Gun kata's in that movie are awsome.

 There is a site around which explains some of the known gun kata positions and stances. If I see it I will post the link.


----------



## FearlessFreep (Jan 12, 2005)

quoting myself from this budoseek.net thread



> I found the gunkata portions of the movie pretty silly. They almost make the fight scenes in The Matrix look realistic by comparison. The premise behind gunkata itself was that gun fights could be (or had been) analyzed statistically to determine where return fire would come from, allowing one to just walk into an area surrounded by armed aggressors and just dodge bullets and kill the aggressors simply by the statistical likelihood of where they would be. Made for some visually impressive scenes, but had to be taken with a great grain of "oh you have *got* to be kidding" (and the more I think about it, the more I realize that it would only work really against an opponent who did not understand the basic workings of it and that you were trained in it. A knowledgeable opponent would just step a few steps to the side and shoot from a different angle...like Hari Seldon's psychohistory, statistical analysis of people only works if the people under analysis are unware of the analysis process; once they are aware of what's up, they can change the rules to throw off the statistics)
> 
> Anyway...the final fight scene is kinda the culmination of the silliness in that the hand movements by the two opponents really make no sense; it's purely fantastical, with the intention of making a gripping action scene, but it really makes no rational sense that the characters would actually do this, outside of the plot/visual action neccessities.


----------



## Hengest (Jan 12, 2005)

FearlessFreep said:
			
		

> the final fight scene is kinda the culmination of the silliness in that the hand movements by the two opponents really make no sense; it's purely fantastical, with the intention of making a gripping action scene, but it really makes no rational sense that the characters would actually do this, outside of the plot/visual action neccessities


Does it make rational sense that a 30-storey-high fire-breathing lizard should trash Tokyo, or that two guys a long time ago in a galaxy far, far away should do battle with sticks of light?

It's a movie.

BTW, nice site GunFu.


----------



## FearlessFreep (Jan 12, 2005)

_It's a movie._

 That was my point in some of the other posts. As a movie, for the sake of action and story, the gunkata stuff was fun to watch. But no-one makes a 'martial sport' out of kaiju destruction or jedi tricks because it only really works in the constraints of the artifical reality of the movie.

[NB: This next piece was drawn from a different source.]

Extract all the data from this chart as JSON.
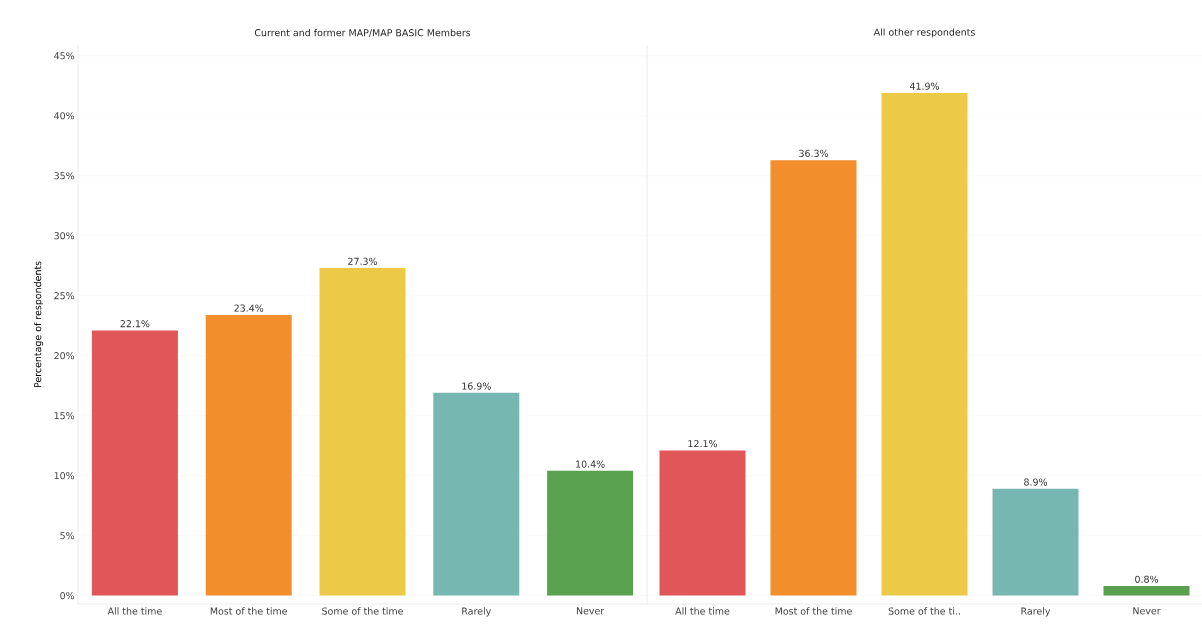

 I love bad movies, I watch *a lot* of them. I thought Equilibrium was pretty cool to watch. Parts of it were pretty contrived, but I've watched *much* worse so I won't really complain about the movie as a movie unless we want to get critical and look at the movie for it's own sake.

 Specifically in the case of gunkata, there are already a number of real martial arts that have sport aspects that are a competitive form of something  that actually works in combat that it seems a bit silly to develop  a 'martial sport' from a heavily contrived scene in a movie where, if it was put into practice, it would never work


----------



## Hengest (Jan 12, 2005)

FearlessFreep said:
			
		

> Specifically in the case of gunkata, there are already a number of real martial arts that have sport aspects that are a competitive form of something that actually works in combat that it seems a bit silly to develop a 'martial sport' from a heavily contrived scene in a movie where, if it was put into practice, it would never work


In GunFu's own words, it's for exercise and fun. Where's the harm? The way I see it, it's another way to improve hand-eye co-ordination and have a bit of a laugh at the same time. I think you're taking it all too seriously mate.


----------



## Simon Curran (Jan 13, 2005)

Hengest said:
			
		

> In GunFu's own words, it's for exercise and fun. Where's the harm? The way I see it, it's another way to improve hand-eye co-ordination and have a bit of a laugh at the same time. I think you're taking it all too seriously mate.


I agree, if someone wants to do something of that nature just for fun, then more power to 'em, it is their choice, we all choose to get whatever we want out of martial arts, and some choose having a laugh.


----------